Registering the router and staring the server
Golang has HandlerFunc
which can be used to register the routes. It registers these routes on the default router in net/http
package, if you want you can create your own router. It takes the route path and handler function(which we just wrote above).
Now finally we use http.ListenAndServe
to serve our HTTP server. It takes two arguments first one is the address on which it listens, we have passed it :8080
so it listens on localhost:8080, the second argument takes a router which in our case is nil
because we have mounted our routes on the default router.
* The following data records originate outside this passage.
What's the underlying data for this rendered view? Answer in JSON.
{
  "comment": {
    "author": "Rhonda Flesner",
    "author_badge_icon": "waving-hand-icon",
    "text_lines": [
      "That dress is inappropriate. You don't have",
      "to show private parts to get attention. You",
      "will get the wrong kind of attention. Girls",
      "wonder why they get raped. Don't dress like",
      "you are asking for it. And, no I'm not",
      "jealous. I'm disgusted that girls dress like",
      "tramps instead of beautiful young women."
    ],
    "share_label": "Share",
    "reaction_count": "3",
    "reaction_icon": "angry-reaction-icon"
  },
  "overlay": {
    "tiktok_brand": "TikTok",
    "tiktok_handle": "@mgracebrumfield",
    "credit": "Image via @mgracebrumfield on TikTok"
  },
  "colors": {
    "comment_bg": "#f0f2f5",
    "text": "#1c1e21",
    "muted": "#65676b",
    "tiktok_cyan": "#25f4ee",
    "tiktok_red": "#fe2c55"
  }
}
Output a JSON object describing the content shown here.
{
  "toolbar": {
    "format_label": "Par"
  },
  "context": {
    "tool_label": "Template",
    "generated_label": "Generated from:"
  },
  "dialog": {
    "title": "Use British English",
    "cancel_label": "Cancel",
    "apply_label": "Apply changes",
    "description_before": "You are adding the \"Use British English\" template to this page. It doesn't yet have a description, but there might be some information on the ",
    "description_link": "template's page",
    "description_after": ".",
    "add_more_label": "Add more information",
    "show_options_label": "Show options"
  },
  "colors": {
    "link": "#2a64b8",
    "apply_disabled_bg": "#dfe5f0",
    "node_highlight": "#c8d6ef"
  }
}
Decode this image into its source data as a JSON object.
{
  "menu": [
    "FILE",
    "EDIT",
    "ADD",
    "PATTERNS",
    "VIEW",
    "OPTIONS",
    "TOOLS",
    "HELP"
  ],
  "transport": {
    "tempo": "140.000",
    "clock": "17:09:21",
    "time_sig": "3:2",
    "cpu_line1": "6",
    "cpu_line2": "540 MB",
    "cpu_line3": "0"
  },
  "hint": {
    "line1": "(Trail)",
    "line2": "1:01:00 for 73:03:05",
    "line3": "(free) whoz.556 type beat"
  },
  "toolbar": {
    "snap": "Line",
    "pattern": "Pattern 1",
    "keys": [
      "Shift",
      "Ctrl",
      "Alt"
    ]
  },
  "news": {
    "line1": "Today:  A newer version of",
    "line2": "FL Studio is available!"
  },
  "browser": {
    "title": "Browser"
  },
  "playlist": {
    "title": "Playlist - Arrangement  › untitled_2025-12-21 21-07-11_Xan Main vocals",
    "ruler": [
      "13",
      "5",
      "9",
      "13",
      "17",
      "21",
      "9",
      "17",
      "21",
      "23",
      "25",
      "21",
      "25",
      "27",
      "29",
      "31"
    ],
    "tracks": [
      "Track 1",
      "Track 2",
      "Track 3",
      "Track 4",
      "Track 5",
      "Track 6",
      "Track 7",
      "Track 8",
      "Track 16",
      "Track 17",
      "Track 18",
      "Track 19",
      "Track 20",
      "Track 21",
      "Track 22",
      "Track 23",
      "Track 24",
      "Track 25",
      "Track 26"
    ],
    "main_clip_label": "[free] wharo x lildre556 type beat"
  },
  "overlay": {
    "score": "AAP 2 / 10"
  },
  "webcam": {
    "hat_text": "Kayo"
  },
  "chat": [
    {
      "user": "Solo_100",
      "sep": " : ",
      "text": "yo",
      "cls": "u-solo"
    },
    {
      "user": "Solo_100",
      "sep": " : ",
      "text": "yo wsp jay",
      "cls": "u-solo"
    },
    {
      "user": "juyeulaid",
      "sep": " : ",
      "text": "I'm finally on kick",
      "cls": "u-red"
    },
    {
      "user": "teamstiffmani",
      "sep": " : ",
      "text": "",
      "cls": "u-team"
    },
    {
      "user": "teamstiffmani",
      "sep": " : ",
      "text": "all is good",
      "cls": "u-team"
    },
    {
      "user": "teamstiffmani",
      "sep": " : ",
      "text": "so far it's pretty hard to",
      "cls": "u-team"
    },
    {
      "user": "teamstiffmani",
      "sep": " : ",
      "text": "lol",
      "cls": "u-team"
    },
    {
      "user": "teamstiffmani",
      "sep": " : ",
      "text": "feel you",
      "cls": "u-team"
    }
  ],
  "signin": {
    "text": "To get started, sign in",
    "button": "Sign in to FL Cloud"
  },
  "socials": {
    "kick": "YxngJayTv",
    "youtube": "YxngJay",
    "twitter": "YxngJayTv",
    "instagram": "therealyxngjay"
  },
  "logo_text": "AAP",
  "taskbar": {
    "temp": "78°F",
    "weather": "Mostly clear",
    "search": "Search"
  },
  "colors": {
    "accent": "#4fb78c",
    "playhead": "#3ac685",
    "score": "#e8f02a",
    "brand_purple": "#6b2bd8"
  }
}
If you want you can pass your own custom router.
func main() {
http.HandleFunc("/", index)
print("Starting Server at port :8080")
log.Fatal(http.ListenAndServe(":8080", nil))
}
Here is the full code
package main
import (
"io"
"log"
"net/http"
)
func index(w http.ResponseWriter, r *http.Request) {
io.WriteString(w, "welcome to golang world!")
}
func main() {
http.HandleFunc("/", index)
print("Starting Server at port :8080")
log.Fatal(http.ListenAndServe(":8080", nil))
}
Now run the server and hit the endpoint to see the output.
$ go run main.go
Starting Server at port :8080
$ curl localhost:8080/
welcome to golang world!
Conclusion
Golang is a great language with modern web services. It provides you with sufficient building blocks to run your Http server. One of the best things about Golang is you can take these language blocks and built a simple solution for yourself.